Long noncoding RNAs (lncRNAs), a family of non-coding RNAs (ncRNAs) that are greater than 200 nucleotides in length, were formerly regarded as junk RNAs due to the lack of long or conserved open reading frames (ORFs).
A growing amount of evidence has demonstrated that many short or small open reading frames (smORFs) embedded in lncRNA transcripts are able to encode functional polypeptides (smORFs-encoded polypeptides, SEPs). Thousands of additional lncRNA transcripts with smORFs have been discovered, suggesting that SEPs may represent a large albeit neglected portion of non-annotated peptides involved in a diverse physiological process. Therefore, large-scale discovery and functional characterization of unknown SEPs might provide new clues for the annotation and functional analysis of non-coding elements in the genome and their effects on biological evolution.
In a study published in Molecular and Cellular Proteomics, Prof. Yang Fuquan's group and Prof. Chen Runsheng's group from the Institute of Biophysics of the Chinese Academy of Sciences implemented a novel strategy for SEP discovery and characterization, which enabled the discovery of 762 novel SEPs from different human and murine cell lines and tissues, representing the largest number of MS-detected SEPs ever to be reported.
The improved SEP discovery rate can be attributed to an optimized MS-based workflow by combining a de novo construction of a high-quality putative SEP database with two effective and complementary polypeptide enrichment methods.
The researchers take advantage of NONCODE, a repository containing the most complete collection and annotation of lncRNA transcripts from different species, to build a novel database that maximizes a collection of SEPs from humans and mice lncRNA transcripts. The combination of 30 kD MWCO membrane filtration and C8 SPE for SEP enrichment also promote the discovery and identification of novel SEPs from different cell cultures and tissues.
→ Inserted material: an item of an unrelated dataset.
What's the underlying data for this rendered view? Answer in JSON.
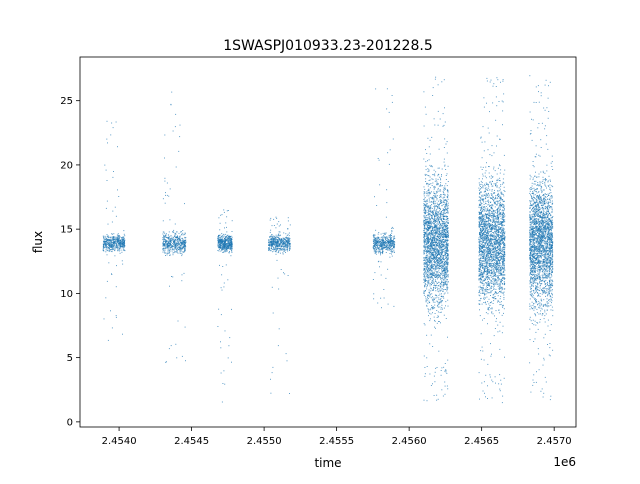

The increased number of discovered SEPs in this study provides new opportunities to gain deeper insights into their physical and chemical properties.
For instance, the bioinformatic analysis revealed that the physical and chemical properties of these novel SEPs were varied from canonical proteins. More than 60% of the identified SEPs from both humans or mice are initiated by unknown start codons (i.e. non-AUG), which typically have reduced efficiency when compared with AUG codons. Moreover, SEPs are commonly shorter in amino acid length and enriched with more basic residues, which are typical features of known coding genes lacking mass spectrometry evidence.
This study provides new clues for the annotation of non-coding elements in the genome and serves as a valuable resource for the functional characterization of individual SEPs and the exploration of the possible mechanism of lncRNA translation.